Awas Kolesterol Tinggi! Cek Kadar Kolesterol Selagi Muda

bisnis.com | Gaya Hidup | Published at Minggu, 10 Oktober 2021 - 20:28
Awas Kolesterol Tinggi! Cek Kadar Kolesterol Selagi Muda

Bisnis.com , JAKARTA - Kadar kolesterol tinggi dalam darah bisa membahayakan kesehatan. Salah satunya memicu serangan jantung. Kapan waktu yang tepat untuk cek kolesterol?

Ada banyak faktor yang mengakibatkan tingkat kolesterol dalam darah menjadi tinggi atau rendah. Seiring berubahnya gaya hidup masyarakat, gangguan kolesterol tak hanya dialami oleh orang tua, tetapi anak muda.

Dokter Spesialis Jantung dan Pembuluh Darah Vito A. Damay menyarankan setiap orang mengecek kadar kolesterol melalui tes darah selagi muda.

"Sebaiknya periksa kadar kolesterol sejak usia 20 tahunan.

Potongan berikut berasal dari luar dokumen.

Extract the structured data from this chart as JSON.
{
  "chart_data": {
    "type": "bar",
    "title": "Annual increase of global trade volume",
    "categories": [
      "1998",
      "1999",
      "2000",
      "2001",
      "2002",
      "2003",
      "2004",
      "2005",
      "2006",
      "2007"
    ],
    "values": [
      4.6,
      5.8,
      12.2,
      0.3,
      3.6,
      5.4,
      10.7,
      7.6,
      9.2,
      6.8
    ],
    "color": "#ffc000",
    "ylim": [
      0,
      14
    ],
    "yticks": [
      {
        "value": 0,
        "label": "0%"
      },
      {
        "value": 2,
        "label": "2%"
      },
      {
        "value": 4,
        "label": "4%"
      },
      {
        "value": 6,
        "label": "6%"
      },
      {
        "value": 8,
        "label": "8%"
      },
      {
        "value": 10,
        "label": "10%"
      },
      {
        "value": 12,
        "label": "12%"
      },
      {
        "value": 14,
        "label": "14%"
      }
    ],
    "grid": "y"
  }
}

Pasalnya, jantung bekerja sejak seseorang berada dalam kandungan hingga akhir hayat. Sebab itu, pastikan pembuluh darah yang menjadi saluran peredaran darah dari jantung ke seluruh tubuh dan sebaliknya, tetap lancar tanpa sumbatan," ujarnya seperti dilansir dari Tempo.co, Minggu (10/10/2021).

Dia menuturkan segala penyakit yang berhubungan dengan gangguan pada pembuluh darah dan berujung pada penyakit jantung, misalnya kolesterol, hipertensi, diabetes, dan lainnya.

Parahnya, kata dia, penyakit-penyakit ini muncul tanpa gejala.

"Jika tidak diperiksa, enggak bakal ketahuan," kata Vito dalam diskusi daring bersama Yayasan Jantung Indonesia beberapa waktu lalu.

Vito menyarankan pemantauan kadar gula darah, kolesterol, dan tekanan darah dilakukan sejak muda. Menurutnya, pemeriksaan kondisi tubuh sejak dini merupakan investasi jangka panjang dalam menjaga kesehatan.

Dia menceritakan ada orang yang dalam usia 33 tahun sudah menjalani operasi jantung untuk memasang tiga stent atau ring jantung.

Menurutnya, pasien tersebut tidak bisa berjalan terlalu jauh karena tidak kuat. Jalan dalam jarak dekat pun kelelahan atau merasa ngos-ngosan.

Untuk mencegah gangguan pada pembuluh darah dan penyakit jantung, dia mengajak setiap orang menjaga kesehatan dengan makan makanan bergizi, menghindari gula, garam, dan lemak berlebihan, serta aktif bergerak. Penting juga supaya rutin memeriksakan kondisi kesehatan dengan berkonsultasi ke dokter.

"Ingat kualitas hidup. Obat jantung juga tidak murah, waktu bersama keluarga, dan selama kita sehat tidak bisa diganti dengan uang," imbuhnya.